Chaque 1er mai, la Journée internationale des travailleuses et des travailleurs est l’occasion de rappeler les luttes qui ont été menées par la classe ouvrière pour améliorer ses conditions de vie et de travail. Pourtant, au Québec, cet événement est relativement peu célébré… et dans la région du Bas-Saint-Laurent, elle passe plutôt inaperçue. Cette année, un groupe citoyen a décidé de s’associer aux Compagnons de la mise en valeur du patrimoine vivant de Trois-Pistoles pour ancrer dans notre imaginaire collectif cette importante journée pour nos droits, en organisant un cabaret qui se tiendra le 6 mai prochain à la Forge à Bérubé.

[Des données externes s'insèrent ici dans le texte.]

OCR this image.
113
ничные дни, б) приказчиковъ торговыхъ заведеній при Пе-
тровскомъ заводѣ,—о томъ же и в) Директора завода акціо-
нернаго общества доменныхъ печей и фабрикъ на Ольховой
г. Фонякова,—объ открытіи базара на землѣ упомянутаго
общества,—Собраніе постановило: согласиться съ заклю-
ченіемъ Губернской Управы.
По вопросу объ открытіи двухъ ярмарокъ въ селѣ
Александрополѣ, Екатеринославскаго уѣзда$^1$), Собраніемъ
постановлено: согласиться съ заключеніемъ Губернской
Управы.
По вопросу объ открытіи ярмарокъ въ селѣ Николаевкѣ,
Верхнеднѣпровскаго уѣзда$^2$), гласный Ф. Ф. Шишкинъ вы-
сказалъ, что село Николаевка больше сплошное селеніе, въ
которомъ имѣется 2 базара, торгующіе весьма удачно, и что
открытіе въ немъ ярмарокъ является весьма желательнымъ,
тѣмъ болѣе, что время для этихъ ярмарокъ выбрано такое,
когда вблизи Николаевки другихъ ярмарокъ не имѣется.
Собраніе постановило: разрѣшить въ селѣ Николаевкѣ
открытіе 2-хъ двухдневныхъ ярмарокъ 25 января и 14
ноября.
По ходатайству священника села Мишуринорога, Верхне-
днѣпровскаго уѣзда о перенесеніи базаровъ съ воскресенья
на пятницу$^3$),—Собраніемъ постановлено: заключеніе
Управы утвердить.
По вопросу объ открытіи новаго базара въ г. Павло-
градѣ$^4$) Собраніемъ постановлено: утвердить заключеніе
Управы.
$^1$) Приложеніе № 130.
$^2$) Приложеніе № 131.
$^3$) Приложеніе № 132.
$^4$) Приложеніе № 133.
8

PETITE HISTOIRE DERRIÈRE LE PREMIER MAI1
Cette journée tire son origine d’un mouvement lancé en 1884 par une coalition de syndicats américains pour limiter la journée de travail normale à huit heures. Les moyens de pression culmineront avec le déclenchement d’une grève générale le 1er mai 1886. Le 3 mai suivant, trois grévistes perdront la vie à Chicago. Le lendemain, une bombe explose lors d’un rassemblement de protestation. Huit militants anarcho-syndicalistes seront alors arrêtés, parmi eux, quatre seront pendus et un se suicidera en prison. Les trois autres, condamnés à perpétuité, seront finalement innocentés sept ans plus tard, alors que le chef de la police de Chicago sera accusé d’avoir commandité l’incident pour justifier la violente répression contre le mouvement anarchiste qui s’ensuivra2. Cet événement fera écho dans plusieurs coalitions ouvrières, et des manifestations coordonnées internationalement auront lieu tous les ans dès le 1er mai 1890.
Le Québec se joint au mouvement en 1906, à l’initiative d’ouvrières et d’ouvriers qui rencontreront également les gros bras des forces de l’ordre3. Dans les années qui suivent, les gouvernements de la plupart des pays industrialisés finissent par céder à la grogne populaire et mettent en place la journée de huit heures – gain à se rappeler quand on finit à 16 h, mais aussi quand on constate que cet acquis est maintenant bafoué pour les infirmières, forcées de faire des heures supplémentaires encore et encore4.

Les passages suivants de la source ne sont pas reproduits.